People who had trouble finding the electoral department they will vote in, not to mention the thousands who discovered that they are not listed in any of the voting registers or that they will have to travel to distant polling stations, have all been upset by the changes in the election procedure. What is the point of modernizing the process, they ask, if abolishing the voting papers means having yet more problems? It should be remembered here that the goal of this change is not simply to abolish voting papers but to update election registers, to make sure the municipality where people vote is the municipality in which they live, and to enable those who have come of age to directly exercise their right to vote without having to undergo any additional procedures, and, finally, to progress toward a national municipal register.

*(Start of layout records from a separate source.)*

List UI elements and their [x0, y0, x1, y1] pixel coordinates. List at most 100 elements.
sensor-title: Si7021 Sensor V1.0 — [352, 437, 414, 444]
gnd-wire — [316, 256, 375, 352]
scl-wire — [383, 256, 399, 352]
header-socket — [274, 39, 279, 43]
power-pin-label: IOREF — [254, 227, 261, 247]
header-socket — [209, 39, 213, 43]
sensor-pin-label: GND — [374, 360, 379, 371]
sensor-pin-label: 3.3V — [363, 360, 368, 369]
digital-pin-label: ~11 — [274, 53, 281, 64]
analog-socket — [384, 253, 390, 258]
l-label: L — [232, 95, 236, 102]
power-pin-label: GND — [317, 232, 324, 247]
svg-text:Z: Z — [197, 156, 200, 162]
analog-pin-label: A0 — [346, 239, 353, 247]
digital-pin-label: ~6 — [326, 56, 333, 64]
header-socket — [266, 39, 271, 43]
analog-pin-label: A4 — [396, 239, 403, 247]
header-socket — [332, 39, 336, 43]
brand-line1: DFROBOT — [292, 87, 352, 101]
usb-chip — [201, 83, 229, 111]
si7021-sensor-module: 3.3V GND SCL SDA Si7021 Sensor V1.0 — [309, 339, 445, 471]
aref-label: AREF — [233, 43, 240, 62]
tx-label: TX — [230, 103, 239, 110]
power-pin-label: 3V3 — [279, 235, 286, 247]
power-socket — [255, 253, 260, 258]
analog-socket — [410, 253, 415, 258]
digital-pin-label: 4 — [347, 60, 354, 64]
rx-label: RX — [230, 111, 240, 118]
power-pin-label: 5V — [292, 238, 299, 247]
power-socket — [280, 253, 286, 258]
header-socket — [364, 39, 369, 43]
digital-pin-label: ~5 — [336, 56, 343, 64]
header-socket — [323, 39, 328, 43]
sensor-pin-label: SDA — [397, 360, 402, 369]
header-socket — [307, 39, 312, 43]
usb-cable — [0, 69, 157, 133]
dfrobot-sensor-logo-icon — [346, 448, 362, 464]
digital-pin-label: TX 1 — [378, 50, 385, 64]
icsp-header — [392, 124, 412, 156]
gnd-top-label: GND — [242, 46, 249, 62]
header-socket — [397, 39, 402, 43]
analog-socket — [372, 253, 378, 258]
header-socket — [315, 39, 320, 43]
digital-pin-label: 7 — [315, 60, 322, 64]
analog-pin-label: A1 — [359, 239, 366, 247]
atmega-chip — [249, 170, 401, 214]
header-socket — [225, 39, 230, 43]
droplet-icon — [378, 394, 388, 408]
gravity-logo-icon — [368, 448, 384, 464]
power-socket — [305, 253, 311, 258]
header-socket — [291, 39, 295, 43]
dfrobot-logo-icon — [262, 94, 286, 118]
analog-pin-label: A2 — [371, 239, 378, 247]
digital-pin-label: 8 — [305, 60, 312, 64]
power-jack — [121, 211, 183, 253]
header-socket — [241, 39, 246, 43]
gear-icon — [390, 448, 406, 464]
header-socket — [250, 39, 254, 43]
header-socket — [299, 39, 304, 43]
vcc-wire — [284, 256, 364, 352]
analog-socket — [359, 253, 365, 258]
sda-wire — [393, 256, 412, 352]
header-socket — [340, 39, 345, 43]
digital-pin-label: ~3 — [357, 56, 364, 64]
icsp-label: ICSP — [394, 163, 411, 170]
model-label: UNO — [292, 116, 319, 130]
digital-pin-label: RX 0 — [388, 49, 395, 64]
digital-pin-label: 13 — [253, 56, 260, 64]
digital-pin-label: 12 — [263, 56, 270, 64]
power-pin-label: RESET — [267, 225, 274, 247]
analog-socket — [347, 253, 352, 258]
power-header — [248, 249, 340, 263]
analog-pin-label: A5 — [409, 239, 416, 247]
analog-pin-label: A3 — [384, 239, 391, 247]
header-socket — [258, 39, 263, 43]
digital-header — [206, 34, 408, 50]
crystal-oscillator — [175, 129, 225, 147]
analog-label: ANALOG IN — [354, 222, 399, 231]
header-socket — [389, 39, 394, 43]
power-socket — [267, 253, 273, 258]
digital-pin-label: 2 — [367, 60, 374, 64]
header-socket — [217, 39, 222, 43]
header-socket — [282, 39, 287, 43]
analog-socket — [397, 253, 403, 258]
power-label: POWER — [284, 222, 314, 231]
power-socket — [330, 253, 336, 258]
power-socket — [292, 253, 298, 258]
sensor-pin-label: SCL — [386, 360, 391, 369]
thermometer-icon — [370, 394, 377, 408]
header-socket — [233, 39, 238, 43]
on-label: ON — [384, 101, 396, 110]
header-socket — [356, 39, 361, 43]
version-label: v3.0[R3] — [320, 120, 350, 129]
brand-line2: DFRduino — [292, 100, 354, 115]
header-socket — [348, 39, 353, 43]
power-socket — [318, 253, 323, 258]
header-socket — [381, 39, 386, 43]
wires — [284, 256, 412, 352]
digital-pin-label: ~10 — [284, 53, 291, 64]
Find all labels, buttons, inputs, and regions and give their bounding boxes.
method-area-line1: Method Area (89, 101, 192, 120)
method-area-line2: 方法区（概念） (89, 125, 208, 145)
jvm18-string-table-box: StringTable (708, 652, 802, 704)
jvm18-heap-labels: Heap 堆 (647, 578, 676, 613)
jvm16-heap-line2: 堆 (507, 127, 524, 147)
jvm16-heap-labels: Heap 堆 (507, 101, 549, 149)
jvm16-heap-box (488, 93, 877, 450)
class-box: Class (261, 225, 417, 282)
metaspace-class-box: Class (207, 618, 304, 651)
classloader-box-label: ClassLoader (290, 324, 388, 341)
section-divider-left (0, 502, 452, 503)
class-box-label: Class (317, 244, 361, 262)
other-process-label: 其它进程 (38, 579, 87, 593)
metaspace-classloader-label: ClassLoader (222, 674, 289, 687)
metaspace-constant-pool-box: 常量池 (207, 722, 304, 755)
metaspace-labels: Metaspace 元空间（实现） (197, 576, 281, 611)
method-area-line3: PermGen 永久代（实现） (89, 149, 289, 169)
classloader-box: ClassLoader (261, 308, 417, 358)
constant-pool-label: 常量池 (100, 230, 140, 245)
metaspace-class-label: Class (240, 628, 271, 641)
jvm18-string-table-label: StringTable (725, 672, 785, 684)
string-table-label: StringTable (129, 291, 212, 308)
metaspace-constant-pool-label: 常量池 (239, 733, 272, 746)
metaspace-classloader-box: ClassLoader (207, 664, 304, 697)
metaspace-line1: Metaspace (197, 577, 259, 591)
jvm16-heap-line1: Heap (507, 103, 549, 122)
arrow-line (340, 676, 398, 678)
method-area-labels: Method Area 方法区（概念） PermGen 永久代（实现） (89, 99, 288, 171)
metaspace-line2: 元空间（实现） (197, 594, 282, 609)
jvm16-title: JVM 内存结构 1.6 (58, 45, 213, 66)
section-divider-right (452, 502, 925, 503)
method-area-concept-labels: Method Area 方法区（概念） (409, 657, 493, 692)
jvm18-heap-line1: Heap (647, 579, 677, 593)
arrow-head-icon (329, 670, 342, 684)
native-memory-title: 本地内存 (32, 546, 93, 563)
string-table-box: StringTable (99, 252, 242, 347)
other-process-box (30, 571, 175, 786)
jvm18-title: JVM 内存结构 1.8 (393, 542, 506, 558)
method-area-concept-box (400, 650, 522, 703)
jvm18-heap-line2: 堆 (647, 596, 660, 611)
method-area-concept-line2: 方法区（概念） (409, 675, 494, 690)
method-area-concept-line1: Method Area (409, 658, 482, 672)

Reforming the system is not some absurd goal. Rather, it aims to rationalize the entire process. This reminder might well rub salt in the wounds. After all, the legislation that provided for all these significant changes was passed four years ago. It should have been implemented in the 2000 national elections but it was decided that two years was not enough to change the system. Today, four years later, snags are said to be unavoidable while the State and municipalities engage in a mutual blame game. But how many people are convinced by excuses about the costly polling cards that were issued, advertised and distributed only to turn out to be unnecessary? Or about the fact of thousands of people not being registered at all, about the multiple entries of thousands of voters, clearly a result of the failure of municipalities to remove the names of their former residents? Or about the huge inflation of the total number of voters in the supposedly updated voting lists – unless one counts small children? Or about the self-evident fact that thousands of voters were randomly divided up among the various electoral departments and now have to vote miles away from home? The large number and the nature of the problems show that the blame lies with both the State and the local authorities. The current mess is not due to isolated errors but to constant indifference to what may seem a procedural matter but is, in fact, the authorities’ job. Faced with the consequences, citizens have every right to demand an explanation – not in order to take legal action but to be able to judge their leaders.